Solche Praktiken waren auf nationaler wie auf regionaler Ebene verbreitet. So musste die Weltbank 2010 feststellen: „Die Müttersterblichkeit in Indonesien bleibt mit 229 Todesfällen pro 100.000 Geburten unvermindert hoch und gehört zu den höchsten in Ostasien.“ Ein eingeschworener Klüngel von Geschäftsleuten, Beamten und Politikern nutzt das „Projekt Entwicklung“ als Vorwand, um sich auf verschiedene Arten selbst zu bereichern. Das Wort „Projekt“ (indonesisch proyek) ist unter der indonesischen Bevölkerung bereits zum Schimpfwort geworden.
Abwertung durch politische Misswirtschaft
Der Begriff „Entwicklung“ wird durch die politische Misswirtschaft weiter abgewertet. Nicht dass es so etwas unter dem Regime der „Neuen Ordnung“ nicht gegeben hätte. Aber die 1998 erhobenen Forderungen nach einer Demokratisierung bewirkten, dass die zuvor auf einen engen Personenkreis beschränkte Praxis der Veruntreuung dezentralisiert wurde und sich immer weiter ausbreitete. Laut dem Indonesien-Experten Jeffrey Winters hat sich eine „kriminelle Demokratie“ entwickelt, „in der unkontrollierte Oligarchen bei den Wahlen gegeneinander antreten“.
Nicht die Entwicklung an sich ist das Problem, sondern die Tatsache, dass sie für die private Aneignung öffentlicher Gelder missbraucht wird. Die Regierung nutzt den Begriff für jeden Zweck, der ihren Zielen dient, und der Wirtschaft dient er als Vorwand, sich ohne Gegenleistung an Entwicklungsgeldern zu bereichern.
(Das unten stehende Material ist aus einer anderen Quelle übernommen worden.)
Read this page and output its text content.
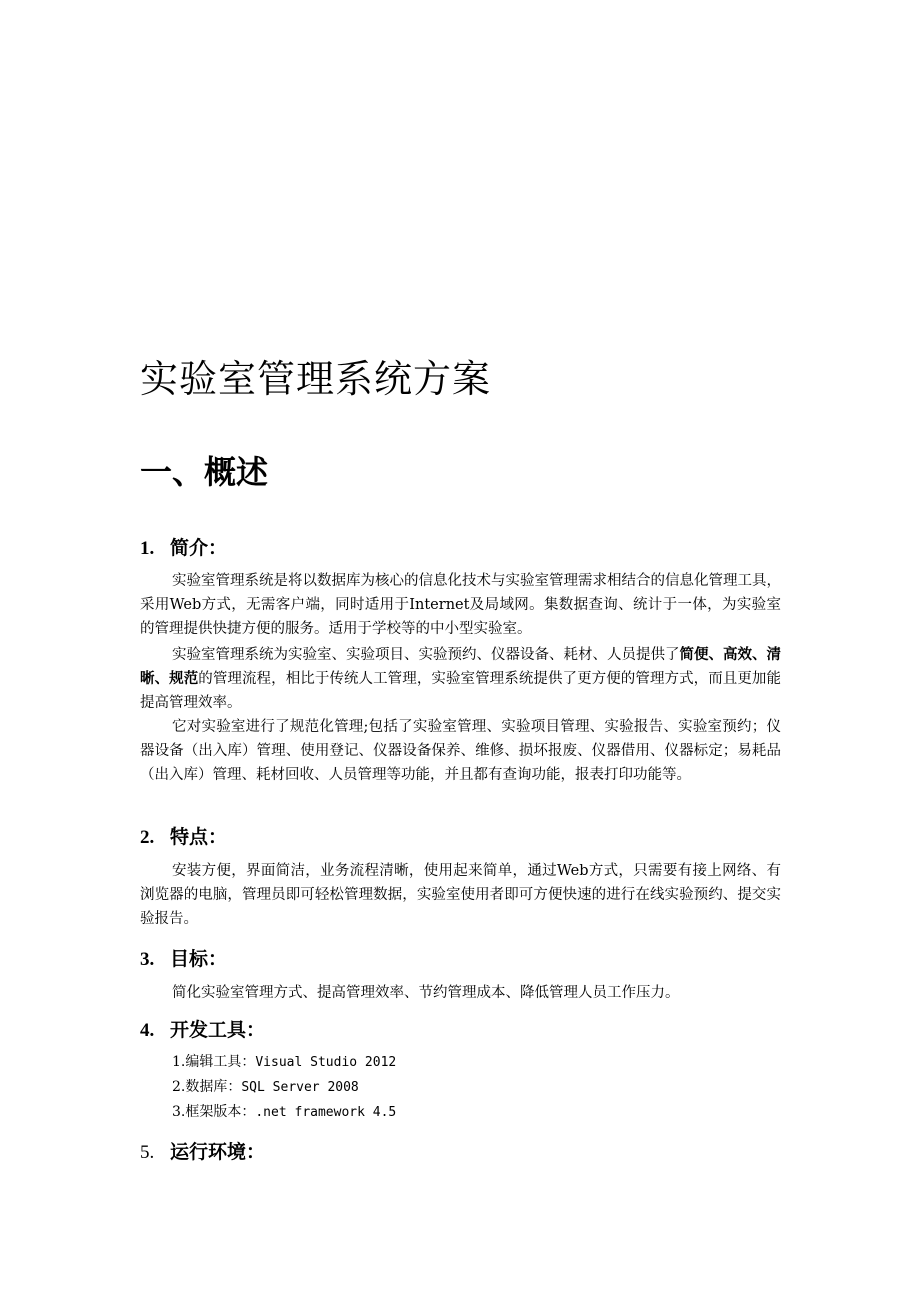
实验室管理系统方案
一、概述
1. 简介：

实验室管理系统是将以数据库为核心的信息化技术与实验室管理需求相结合的信息化管理工具，采用Web方式，无需客户端，同时适用于Internet及局域网。集数据查询、统计于一体，为实验室的管理提供快捷方便的服务。适用于学校等的中小型实验室。

实验室管理系统为实验室、实验项目、实验预约、仪器设备、耗材、人员提供了简便、高效、清晰、规范的管理流程，相比于传统人工管理，实验室管理系统提供了更方便的管理方式，而且更加能提高管理效率。

它对实验室进行了规范化管理;包括了实验室管理、实验项目管理、实验报告、实验室预约；仪器设备（出入库）管理、使用登记、仪器设备保养、维修、损坏报废、仪器借用、仪器标定；易耗品（出入库）管理、耗材回收、人员管理等功能，并且都有查询功能，报表打印功能等。

2. 特点：

安装方便，界面简洁，业务流程清晰，使用起来简单，通过Web方式，只需要有接上网络、有浏览器的电脑，管理员即可轻松管理数据，实验室使用者即可方便快速的进行在线实验预约、提交实验报告。

3. 目标：

简化实验室管理方式、提高管理效率、节约管理成本、降低管理人员工作压力。

4. 开发工具：
1.编辑工具：Visual Studio 2012
2.数据库：SQL Server 2008
3.框架版本：.net framework 4.5
5. 运行环境：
Ein Netzwerk aus Politikern und Geschäftsleuten dominiert Theorie und Praxis der Entwicklung in Indonesien so stark, dass das Wohlergehen der Bevölkerung, das doch das eigentliche Ziel sein sollte, allenfalls ein unbeabsichtigtes Nebenprodukt der Selbstbereicherung ist.
Wie kann es gelingen, Entwicklung wieder in sinnvolle Bahnen zu lenken?
Zweifellos ist diese Aufgabe ebenso komplex wie die Reform der gesamten politischen Verhältnisse in Indonesien. Das Wichtigste ist jedoch, dass die Souveränität der lokalen Gemeinwesen wiederbelebt werden muss. Sie müssen gegenüber der Übermacht des raffgierigen Klüngels aus Politik und Wirtschaft wieder mehr Spielraum für selbstständige Entscheidungen bekommen. Das heißt auch: Alle Entwicklungsprogramme müssen gemeinsam mit der örtlichen Bevölkerung entworfen und verwirklicht werden.
Das hört sich einfach an, doch kann eine solche Strategie nur unter bestimmten Voraussetzungen funktionieren. Eine ist, dass mehr Druck ausgeübt werden muss, um eine Reform der Entwicklungspolitik und eine wirksamere Bekämpfung der Korruption durchzusetzen. Auch müssen engagierte Fachleute ausgebildet werden, die in der Lage sind, die Arbeit an der Basis gegenüber den parasitären Machteliten abzuschirmen. Wenn Hilfe von ausländischen Regierungen und Organisationen dieses Ziel hat, wird sie auch Früchte tragen.
Aus dem Englischen von Anna Latz.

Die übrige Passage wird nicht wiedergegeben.